Wait! Yes! I am a book! And I used to be human! So what gender am I?

Ceyda shrugged. “I don’t know. Not a large chested one, that’s for sure.”

Ceyda I swear to the gods. But if I said I wanted to be a man or a woman, how would you feel?

“I’d feel like--you’re a book. You don’t need one. You’re very lucky, it’s a lot of nonsense,” Ceyda responded.

Okay but say I want one. It’s important to me people refer to me as a he book or a she book or whatever.

“Then, uh, do you want to be a girl? Or a guy? I don’t know. Just do what you want,” Ceyda shrugged.

Yes! Exactly! Look if you don’t understand what’s going on, that’s fine, but sometimes people are just going to do what they want, and that’s okay.

“Right but that can’t happen now, we’d have no women left,” Ceyda replied.

Okay, Ceyda. Let’s turn this into a poll then. Next time we see all your friends, lets ask them. How does that sound?

“That seems fair, although I should warn you, you are far, far outside your own time and culture,” Ceyda warned. She started to walk up the stairs.

I’m sure I’ll manage. Oh! We are not asking Merlin, however. That boy has too much stress going on.

“All right. He is very shy,” Ceyda huffed. “Shy people are very hard to interact with, I’ve noticed. They have entire lives going on behind their eyes and I know absolutely none of it, but I somehow keep managing to cause problems!”

It’s a learned skill.

“Well at this rate it’s going to take me many years to--”

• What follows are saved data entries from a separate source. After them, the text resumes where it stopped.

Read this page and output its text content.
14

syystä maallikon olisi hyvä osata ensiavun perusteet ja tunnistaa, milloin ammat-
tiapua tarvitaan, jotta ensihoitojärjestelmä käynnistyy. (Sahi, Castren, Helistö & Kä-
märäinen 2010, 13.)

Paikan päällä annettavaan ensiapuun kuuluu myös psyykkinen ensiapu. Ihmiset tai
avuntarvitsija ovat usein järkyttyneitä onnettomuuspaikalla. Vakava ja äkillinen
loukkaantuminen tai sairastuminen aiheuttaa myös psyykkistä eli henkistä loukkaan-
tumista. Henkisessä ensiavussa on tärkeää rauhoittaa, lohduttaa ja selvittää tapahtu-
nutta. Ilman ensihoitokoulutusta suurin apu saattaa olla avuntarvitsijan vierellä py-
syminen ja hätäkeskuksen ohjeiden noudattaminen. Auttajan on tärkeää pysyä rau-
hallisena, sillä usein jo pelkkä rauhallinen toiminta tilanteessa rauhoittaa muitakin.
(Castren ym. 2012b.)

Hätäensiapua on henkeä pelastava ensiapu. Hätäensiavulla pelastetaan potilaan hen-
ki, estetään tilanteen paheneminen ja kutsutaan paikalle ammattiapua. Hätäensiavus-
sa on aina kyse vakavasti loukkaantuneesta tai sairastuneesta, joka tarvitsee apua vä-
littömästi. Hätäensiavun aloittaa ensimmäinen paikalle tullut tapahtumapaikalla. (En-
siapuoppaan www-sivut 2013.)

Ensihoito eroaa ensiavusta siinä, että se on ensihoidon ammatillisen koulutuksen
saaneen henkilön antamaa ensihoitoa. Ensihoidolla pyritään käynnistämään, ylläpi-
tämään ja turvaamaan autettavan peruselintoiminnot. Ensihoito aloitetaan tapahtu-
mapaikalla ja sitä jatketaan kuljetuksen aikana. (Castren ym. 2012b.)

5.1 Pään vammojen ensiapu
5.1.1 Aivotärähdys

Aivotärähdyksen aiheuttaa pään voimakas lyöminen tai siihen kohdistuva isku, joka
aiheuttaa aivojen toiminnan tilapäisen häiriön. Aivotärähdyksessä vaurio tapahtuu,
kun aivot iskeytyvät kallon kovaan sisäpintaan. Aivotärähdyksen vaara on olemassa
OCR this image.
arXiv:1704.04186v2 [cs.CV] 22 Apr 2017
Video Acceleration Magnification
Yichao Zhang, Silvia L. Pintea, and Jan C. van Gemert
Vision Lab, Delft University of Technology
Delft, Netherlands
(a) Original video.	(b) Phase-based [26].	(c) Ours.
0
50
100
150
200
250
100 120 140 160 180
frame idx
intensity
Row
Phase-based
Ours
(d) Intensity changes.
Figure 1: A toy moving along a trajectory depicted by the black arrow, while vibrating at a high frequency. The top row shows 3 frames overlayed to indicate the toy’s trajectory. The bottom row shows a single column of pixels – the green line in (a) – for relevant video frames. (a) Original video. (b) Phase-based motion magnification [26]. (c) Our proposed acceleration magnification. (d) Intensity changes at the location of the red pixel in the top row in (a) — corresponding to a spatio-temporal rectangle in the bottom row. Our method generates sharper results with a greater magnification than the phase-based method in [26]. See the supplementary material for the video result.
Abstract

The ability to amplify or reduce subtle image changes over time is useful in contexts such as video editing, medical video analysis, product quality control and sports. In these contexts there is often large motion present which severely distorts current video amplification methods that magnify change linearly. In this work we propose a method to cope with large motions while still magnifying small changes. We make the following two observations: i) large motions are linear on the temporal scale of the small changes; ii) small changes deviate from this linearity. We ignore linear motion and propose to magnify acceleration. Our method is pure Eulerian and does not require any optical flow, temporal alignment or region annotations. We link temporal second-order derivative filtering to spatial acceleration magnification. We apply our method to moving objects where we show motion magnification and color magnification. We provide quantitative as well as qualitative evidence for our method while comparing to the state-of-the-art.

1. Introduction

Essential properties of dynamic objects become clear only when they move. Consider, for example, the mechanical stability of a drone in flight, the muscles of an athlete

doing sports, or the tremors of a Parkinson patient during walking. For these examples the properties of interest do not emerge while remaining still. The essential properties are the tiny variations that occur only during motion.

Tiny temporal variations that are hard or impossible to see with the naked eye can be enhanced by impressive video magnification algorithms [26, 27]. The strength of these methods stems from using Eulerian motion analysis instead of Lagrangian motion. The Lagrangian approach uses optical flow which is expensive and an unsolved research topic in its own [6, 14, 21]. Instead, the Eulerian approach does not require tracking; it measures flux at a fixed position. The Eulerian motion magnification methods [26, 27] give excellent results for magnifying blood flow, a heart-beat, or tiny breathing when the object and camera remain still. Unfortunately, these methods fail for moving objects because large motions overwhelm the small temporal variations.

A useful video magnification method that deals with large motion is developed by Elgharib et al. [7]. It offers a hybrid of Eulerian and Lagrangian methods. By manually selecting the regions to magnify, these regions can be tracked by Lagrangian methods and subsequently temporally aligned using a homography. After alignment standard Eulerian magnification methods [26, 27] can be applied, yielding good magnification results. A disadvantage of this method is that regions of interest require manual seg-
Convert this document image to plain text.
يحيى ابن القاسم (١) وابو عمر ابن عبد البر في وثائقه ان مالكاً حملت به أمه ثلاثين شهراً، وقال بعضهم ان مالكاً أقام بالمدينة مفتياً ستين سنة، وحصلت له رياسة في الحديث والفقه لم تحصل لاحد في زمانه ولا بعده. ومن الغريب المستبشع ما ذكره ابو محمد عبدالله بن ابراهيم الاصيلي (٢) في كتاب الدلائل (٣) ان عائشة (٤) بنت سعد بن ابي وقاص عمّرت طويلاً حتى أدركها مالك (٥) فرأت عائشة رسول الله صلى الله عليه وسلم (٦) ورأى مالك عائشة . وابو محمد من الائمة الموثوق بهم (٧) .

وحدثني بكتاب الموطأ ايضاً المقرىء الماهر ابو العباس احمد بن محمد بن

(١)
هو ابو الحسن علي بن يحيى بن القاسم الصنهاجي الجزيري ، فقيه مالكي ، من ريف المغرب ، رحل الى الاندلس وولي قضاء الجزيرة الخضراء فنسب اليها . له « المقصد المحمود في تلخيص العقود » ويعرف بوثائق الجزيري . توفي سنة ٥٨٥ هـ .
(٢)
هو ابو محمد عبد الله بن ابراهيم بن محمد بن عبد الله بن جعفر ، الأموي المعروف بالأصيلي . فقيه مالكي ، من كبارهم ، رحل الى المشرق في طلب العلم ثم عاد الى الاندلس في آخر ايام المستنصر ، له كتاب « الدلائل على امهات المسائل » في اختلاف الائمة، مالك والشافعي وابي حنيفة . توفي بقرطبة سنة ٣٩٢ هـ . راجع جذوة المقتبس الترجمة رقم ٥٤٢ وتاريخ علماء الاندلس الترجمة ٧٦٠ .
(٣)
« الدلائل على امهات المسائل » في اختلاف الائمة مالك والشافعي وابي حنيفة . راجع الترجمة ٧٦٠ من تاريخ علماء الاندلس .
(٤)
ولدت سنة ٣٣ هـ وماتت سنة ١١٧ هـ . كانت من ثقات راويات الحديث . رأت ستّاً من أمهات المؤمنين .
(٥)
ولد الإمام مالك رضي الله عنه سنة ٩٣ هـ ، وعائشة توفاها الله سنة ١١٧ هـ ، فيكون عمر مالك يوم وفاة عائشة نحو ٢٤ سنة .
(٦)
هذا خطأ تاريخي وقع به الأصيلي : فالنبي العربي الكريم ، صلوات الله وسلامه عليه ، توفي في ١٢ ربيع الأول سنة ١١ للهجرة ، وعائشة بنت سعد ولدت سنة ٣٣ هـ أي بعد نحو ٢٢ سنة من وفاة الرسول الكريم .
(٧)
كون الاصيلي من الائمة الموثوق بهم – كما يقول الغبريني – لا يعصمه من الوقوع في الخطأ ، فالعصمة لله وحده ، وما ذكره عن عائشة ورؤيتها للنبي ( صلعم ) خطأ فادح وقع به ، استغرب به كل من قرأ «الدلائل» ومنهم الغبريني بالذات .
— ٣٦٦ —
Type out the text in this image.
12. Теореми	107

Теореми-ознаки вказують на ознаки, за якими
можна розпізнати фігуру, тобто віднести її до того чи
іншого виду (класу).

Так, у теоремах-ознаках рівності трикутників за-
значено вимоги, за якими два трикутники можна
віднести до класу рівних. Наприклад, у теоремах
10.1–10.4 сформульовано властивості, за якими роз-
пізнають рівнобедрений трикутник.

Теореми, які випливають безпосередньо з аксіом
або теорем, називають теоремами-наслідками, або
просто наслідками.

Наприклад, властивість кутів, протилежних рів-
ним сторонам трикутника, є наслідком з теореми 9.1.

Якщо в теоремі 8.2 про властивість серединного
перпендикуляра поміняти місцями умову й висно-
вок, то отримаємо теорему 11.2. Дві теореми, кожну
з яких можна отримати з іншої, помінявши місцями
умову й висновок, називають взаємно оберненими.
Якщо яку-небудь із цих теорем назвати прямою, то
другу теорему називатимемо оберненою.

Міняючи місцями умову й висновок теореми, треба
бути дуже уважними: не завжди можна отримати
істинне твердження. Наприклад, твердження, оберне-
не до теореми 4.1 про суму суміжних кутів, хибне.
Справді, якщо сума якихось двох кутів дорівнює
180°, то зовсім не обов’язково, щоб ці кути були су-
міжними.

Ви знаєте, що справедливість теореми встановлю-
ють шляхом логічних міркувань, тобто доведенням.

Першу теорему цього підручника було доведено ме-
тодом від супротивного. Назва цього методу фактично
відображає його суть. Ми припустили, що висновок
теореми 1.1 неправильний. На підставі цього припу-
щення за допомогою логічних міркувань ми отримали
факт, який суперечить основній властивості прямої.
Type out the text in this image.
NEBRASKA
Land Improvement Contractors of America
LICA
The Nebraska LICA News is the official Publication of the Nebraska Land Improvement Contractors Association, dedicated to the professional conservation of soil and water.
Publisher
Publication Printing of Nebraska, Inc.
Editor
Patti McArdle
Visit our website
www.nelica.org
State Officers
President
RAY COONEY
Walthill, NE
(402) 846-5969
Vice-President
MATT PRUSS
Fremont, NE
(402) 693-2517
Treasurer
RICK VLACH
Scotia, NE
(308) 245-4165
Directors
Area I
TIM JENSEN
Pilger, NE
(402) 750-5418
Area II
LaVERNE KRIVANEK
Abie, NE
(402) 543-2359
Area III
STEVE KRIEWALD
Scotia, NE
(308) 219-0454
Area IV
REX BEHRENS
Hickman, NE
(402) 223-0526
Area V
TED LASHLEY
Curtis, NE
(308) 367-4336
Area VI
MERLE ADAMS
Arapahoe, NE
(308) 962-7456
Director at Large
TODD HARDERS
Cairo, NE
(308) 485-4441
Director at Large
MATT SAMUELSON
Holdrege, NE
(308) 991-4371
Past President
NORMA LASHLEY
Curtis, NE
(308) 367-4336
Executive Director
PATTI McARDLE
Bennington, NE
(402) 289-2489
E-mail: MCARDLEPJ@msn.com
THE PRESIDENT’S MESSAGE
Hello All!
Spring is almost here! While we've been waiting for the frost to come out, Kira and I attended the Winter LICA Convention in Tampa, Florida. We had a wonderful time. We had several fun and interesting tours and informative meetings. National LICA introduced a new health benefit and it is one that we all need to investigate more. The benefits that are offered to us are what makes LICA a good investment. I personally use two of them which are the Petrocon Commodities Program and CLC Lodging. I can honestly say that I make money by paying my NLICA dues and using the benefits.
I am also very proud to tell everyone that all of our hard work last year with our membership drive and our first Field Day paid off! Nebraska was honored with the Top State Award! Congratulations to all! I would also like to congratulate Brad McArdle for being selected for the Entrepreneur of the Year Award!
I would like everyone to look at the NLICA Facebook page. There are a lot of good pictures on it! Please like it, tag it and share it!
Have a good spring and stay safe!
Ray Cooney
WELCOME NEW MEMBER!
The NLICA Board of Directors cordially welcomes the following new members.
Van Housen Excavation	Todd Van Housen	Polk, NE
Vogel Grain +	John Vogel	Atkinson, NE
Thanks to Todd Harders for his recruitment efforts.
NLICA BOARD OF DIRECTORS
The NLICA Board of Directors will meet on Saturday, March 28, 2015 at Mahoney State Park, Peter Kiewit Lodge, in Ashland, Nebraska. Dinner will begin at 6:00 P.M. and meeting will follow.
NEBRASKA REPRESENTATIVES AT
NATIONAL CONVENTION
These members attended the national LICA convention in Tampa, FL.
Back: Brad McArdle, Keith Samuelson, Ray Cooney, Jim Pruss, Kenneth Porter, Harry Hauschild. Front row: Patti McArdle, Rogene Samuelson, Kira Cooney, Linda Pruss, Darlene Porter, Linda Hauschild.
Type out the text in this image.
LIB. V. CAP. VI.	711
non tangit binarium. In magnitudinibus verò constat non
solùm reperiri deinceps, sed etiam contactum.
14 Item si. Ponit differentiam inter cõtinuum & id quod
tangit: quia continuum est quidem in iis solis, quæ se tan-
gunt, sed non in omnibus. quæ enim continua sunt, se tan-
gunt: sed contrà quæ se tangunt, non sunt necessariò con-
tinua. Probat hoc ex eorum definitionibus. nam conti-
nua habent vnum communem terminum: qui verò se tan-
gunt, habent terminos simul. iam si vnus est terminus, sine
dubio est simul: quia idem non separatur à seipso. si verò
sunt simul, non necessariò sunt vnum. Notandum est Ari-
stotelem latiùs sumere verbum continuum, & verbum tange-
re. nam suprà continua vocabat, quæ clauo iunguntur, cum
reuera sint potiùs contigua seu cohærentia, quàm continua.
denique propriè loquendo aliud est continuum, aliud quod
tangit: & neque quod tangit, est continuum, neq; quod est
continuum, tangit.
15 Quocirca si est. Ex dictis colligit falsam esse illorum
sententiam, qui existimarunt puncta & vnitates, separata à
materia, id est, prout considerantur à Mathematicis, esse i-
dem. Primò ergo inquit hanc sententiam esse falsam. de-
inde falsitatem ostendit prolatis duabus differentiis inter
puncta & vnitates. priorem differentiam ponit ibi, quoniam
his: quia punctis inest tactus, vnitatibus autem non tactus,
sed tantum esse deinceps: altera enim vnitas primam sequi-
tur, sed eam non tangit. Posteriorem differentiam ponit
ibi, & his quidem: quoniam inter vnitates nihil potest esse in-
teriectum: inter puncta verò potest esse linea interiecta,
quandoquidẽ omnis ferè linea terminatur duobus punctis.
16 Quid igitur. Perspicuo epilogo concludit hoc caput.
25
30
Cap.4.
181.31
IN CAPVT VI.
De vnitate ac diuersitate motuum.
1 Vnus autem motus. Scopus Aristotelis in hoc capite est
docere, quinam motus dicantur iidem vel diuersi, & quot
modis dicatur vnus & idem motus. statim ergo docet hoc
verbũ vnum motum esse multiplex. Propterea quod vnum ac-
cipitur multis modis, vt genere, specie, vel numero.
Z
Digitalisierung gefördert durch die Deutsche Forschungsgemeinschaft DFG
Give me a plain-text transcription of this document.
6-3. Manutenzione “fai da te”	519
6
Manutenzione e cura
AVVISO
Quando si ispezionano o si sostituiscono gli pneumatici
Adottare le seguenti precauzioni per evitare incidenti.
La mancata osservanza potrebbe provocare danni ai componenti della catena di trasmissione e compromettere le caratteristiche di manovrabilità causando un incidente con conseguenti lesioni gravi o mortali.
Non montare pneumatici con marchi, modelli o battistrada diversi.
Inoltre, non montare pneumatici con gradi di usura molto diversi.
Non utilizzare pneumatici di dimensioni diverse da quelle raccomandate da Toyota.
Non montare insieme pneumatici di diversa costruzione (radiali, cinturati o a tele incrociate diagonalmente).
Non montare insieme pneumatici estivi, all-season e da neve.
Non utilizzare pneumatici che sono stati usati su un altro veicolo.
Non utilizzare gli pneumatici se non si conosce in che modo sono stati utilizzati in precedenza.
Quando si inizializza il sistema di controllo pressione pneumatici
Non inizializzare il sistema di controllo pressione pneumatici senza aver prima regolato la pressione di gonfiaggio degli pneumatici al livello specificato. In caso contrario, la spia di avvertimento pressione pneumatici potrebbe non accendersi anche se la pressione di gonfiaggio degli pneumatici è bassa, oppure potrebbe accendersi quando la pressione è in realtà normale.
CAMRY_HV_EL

Ceyda stopped talking as she reached the ground floor.

Merlin’s hair was askew, being gripped by a man dressed in white with black sunglasses.

Rembrandt smiled at her.

“Gotcha, girlie.”

Ceyda shot her hand up, pointing to Rembrandt.

“Dorsk--”

Two other mages were on both her sides, and they chanted faster.

The last thing Ceyda remembered was Merlin screaming her name, and the panicked, gold ink, of Doc’s psychic words being branded into her fading vision.